WASHINGTON – Millions of Americans who use prepaid debit cards could soon face higher fees.
Under a rule to take effect in July, companies that issue debit cards must reduce the fees they charge retailers. To recoup their lost revenue, banks that offer the cards are raising fees for people who use them.
People who use prepaid debit cards, typically low-income consumers and those collecting government benefits, are supposed to be shielded from the fee hikes. To protect them, the rule provided an exemption: It let companies that issue prepaid cards keep charging retailers higher rates.
But that exemption could take up to a year to enact. In the meantime, card companies will likely charge users of prepaid cards higher fees to recoup the lost revenue.
About 70 percent of prepaid card users earn less than $45,000, according to data from Aite Group, a research firm.
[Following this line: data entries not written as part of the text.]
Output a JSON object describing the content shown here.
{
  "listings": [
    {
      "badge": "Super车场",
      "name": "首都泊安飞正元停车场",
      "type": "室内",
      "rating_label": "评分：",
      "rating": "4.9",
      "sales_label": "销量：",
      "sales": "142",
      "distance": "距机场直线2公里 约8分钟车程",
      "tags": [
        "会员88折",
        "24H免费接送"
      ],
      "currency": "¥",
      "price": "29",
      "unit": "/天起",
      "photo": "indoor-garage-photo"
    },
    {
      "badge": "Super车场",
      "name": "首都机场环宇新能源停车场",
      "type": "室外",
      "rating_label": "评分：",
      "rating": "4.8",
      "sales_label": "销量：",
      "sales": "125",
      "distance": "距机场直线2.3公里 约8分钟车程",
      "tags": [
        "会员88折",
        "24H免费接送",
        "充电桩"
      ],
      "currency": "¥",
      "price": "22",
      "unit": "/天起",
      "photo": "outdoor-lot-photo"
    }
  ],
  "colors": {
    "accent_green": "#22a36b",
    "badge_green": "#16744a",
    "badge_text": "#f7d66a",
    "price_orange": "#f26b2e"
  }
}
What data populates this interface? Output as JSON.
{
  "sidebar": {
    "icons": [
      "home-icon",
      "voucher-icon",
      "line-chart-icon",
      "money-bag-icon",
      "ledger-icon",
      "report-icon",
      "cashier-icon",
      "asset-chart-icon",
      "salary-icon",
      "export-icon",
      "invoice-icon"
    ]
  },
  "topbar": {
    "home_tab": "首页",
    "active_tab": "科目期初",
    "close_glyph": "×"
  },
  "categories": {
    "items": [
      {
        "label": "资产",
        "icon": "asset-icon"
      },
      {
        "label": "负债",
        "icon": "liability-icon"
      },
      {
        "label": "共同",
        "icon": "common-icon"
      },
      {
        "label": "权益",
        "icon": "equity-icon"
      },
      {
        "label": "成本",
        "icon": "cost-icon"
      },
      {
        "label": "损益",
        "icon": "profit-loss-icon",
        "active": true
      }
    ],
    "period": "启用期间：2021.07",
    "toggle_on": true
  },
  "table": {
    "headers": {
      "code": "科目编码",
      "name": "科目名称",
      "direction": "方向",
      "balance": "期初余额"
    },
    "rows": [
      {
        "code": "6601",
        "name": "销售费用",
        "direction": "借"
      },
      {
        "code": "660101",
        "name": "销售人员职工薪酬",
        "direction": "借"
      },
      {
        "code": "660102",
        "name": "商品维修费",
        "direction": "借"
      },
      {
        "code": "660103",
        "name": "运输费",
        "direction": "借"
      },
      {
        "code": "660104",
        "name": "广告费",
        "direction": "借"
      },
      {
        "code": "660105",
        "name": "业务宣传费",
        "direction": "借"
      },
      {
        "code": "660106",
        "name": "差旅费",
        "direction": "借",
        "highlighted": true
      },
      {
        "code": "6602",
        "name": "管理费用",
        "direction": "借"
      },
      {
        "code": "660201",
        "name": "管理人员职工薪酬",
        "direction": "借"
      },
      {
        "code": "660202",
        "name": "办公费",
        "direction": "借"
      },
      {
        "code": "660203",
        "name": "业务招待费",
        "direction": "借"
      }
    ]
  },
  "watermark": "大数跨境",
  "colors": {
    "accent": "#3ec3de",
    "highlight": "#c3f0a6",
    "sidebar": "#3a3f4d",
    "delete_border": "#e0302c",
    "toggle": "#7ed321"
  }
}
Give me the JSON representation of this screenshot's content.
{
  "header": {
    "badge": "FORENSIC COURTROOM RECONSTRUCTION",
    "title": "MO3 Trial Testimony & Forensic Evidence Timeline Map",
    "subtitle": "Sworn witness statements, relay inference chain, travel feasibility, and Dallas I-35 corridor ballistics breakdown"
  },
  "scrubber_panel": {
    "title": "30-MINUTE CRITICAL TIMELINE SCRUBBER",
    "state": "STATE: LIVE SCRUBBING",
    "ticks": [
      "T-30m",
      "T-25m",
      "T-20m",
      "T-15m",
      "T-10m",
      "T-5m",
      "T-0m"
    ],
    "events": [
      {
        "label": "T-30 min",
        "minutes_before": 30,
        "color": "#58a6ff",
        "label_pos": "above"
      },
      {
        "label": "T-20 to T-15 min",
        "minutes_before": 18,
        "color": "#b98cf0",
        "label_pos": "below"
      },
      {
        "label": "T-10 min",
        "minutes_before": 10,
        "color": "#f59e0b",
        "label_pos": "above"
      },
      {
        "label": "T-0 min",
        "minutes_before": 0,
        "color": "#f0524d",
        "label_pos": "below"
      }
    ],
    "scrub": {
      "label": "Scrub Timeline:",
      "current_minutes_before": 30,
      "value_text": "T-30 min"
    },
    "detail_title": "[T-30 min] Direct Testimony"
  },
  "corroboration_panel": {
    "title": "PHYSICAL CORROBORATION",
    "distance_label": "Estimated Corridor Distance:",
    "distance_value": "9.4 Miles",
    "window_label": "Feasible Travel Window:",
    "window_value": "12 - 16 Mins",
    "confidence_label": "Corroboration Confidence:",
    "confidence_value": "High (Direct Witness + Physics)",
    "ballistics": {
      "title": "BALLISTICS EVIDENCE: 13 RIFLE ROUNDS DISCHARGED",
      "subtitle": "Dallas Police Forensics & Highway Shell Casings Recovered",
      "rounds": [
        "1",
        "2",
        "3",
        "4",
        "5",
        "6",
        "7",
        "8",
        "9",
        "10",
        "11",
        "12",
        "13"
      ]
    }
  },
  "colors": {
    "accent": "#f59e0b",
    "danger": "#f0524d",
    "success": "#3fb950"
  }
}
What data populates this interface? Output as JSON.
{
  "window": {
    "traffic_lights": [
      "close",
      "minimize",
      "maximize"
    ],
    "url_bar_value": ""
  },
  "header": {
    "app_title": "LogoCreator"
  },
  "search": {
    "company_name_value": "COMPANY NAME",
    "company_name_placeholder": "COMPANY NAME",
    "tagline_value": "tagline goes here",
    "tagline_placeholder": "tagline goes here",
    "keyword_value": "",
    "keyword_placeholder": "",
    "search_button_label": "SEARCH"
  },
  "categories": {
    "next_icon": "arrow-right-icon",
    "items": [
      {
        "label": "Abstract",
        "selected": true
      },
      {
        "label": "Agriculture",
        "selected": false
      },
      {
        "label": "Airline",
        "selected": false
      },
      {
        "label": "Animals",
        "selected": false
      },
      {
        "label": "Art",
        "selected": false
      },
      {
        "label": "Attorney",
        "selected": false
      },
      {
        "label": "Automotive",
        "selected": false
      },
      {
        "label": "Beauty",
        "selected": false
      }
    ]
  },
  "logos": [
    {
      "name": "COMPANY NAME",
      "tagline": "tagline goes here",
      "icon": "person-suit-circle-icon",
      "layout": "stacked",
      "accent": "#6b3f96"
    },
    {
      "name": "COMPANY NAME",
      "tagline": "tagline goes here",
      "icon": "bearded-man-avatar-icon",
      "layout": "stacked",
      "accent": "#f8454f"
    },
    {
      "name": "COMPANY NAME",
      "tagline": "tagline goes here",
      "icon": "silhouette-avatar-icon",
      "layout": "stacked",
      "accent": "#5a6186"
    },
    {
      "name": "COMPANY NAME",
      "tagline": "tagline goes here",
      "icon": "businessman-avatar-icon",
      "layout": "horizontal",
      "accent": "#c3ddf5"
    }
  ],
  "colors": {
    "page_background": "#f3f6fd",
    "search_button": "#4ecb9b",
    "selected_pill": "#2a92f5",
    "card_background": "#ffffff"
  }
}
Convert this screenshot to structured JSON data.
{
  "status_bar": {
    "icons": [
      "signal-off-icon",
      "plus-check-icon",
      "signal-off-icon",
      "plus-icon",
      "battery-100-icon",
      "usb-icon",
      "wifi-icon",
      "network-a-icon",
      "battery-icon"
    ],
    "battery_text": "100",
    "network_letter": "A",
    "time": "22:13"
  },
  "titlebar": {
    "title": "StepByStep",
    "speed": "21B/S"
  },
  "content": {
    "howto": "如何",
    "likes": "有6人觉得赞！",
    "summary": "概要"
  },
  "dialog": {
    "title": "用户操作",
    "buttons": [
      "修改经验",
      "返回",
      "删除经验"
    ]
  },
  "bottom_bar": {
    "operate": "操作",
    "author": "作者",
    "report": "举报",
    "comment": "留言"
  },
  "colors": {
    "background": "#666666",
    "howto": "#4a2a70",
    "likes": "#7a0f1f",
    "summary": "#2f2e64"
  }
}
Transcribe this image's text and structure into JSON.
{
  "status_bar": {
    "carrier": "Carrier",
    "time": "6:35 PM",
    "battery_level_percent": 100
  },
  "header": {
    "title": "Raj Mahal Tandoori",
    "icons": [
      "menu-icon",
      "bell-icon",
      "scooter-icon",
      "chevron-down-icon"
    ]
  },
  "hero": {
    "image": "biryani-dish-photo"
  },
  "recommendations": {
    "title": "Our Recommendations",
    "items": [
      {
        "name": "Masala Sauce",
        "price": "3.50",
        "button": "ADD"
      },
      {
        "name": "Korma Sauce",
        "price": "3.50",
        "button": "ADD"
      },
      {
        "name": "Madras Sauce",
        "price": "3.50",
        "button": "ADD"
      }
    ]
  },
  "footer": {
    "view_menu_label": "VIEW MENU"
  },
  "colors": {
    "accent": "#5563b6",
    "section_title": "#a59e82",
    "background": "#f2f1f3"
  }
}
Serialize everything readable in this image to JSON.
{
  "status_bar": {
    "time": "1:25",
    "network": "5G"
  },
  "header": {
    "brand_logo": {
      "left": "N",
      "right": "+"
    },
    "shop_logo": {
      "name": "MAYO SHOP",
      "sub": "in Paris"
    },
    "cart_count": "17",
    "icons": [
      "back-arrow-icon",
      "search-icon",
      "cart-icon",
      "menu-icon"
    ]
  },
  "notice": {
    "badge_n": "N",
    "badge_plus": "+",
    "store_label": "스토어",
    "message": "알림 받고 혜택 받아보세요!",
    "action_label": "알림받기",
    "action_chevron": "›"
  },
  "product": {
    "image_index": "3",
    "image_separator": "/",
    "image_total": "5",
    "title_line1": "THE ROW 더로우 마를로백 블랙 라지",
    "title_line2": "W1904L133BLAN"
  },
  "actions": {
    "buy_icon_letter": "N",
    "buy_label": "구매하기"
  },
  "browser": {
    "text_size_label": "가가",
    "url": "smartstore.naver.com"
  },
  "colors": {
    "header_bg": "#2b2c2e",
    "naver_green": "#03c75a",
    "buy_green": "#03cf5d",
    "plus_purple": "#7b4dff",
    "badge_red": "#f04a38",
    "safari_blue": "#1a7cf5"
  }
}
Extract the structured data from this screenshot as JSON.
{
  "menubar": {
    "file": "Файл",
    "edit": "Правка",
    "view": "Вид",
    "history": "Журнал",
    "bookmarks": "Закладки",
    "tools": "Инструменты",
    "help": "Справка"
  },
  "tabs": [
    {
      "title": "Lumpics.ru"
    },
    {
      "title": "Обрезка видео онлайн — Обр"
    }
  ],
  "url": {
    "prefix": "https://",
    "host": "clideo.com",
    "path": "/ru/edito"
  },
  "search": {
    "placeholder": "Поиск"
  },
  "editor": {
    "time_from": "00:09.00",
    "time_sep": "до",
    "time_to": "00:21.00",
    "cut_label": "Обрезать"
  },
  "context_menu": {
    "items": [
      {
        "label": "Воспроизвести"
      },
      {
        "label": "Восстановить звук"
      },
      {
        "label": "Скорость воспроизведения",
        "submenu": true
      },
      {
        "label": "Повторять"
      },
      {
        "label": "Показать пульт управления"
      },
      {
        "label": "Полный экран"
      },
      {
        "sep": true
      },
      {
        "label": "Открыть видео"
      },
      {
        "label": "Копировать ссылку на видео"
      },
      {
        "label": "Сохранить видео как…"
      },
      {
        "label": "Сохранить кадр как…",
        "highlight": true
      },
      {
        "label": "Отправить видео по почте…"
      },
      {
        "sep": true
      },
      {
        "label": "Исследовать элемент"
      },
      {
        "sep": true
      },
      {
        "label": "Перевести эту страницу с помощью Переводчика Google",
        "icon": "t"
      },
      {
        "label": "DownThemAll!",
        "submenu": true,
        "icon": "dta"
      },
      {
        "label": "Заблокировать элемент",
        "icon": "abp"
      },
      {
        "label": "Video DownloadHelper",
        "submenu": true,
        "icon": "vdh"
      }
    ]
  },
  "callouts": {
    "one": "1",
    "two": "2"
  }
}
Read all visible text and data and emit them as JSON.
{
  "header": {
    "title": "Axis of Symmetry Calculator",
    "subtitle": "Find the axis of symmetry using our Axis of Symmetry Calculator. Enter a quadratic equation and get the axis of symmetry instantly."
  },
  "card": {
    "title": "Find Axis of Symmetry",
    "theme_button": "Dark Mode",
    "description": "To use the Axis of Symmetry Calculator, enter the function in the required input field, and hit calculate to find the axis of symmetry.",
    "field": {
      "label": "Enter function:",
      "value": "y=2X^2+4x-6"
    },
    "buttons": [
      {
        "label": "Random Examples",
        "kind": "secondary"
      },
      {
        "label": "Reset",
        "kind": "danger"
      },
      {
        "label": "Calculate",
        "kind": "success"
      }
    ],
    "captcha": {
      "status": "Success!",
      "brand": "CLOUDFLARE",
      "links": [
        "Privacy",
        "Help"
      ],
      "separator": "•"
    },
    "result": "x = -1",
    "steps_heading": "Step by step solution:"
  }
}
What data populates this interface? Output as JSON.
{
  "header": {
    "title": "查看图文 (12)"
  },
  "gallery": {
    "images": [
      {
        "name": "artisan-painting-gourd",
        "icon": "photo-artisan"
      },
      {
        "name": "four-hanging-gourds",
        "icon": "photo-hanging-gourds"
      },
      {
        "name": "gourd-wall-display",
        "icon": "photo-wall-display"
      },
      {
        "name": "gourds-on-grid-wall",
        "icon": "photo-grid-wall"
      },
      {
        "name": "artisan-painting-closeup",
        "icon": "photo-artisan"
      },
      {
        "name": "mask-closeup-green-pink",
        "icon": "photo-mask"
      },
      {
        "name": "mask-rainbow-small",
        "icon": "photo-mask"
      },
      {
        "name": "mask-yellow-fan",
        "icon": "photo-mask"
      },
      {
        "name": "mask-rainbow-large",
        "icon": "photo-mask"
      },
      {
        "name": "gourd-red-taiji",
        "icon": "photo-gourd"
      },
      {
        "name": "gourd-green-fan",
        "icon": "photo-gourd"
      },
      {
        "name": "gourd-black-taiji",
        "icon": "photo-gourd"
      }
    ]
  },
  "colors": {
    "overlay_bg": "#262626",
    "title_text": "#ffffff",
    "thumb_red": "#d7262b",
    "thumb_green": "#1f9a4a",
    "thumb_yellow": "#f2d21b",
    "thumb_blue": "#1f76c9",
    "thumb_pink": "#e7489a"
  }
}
The cards, preloaded with cash, give users easy access to their money. Others use them to receive government benefits.
Annual fees for the cards can run from $108 to $320, according to data analyzed by the consulting firm Bretton Woods Inc. To make up the swipe-fee revenue they’d lose while the exemption is phased in, card issuers would need to raise fees by up to $220.
If prepaid-card companies can’t collect high swipe-fees, “lower-income people are going to get clobbered,” said Todd Zywicki, a George Mason University law professor.
No one knows exactly what the new rule from the Federal Reserve will require once it’s released. It could take months for computers to recognize new categories of cards, said Brian Riley, a research director with Tower Group, a consulting firm.
Banks and other companies that issue prepaid cards will have to change how they handle debit transactions. So will Visa and MasterCard. The same for payment processors, networks that process PIN transactions and government agencies.
“It’s not like flipping a switch; there’s definitely lots of coding involved,” said Madeline Aufseeser, who spent decades in the prepaid industry and is now at the Aite Group.
Some companies might be able to make the changes in a week, she said. Others could need months.
For many people without bank accounts, the cards have become essential. Prepaid cards enable people to buy online or via electronic kiosks – an alternative to costly check-cashing storefronts. There’s no need to visit bank branches or reveal many personal details. The cards also help budget: Users can’t spend more than they’ve loaded on a card.
More than 10 million households use general-use prepaid cards, often to help avoid bank accounts.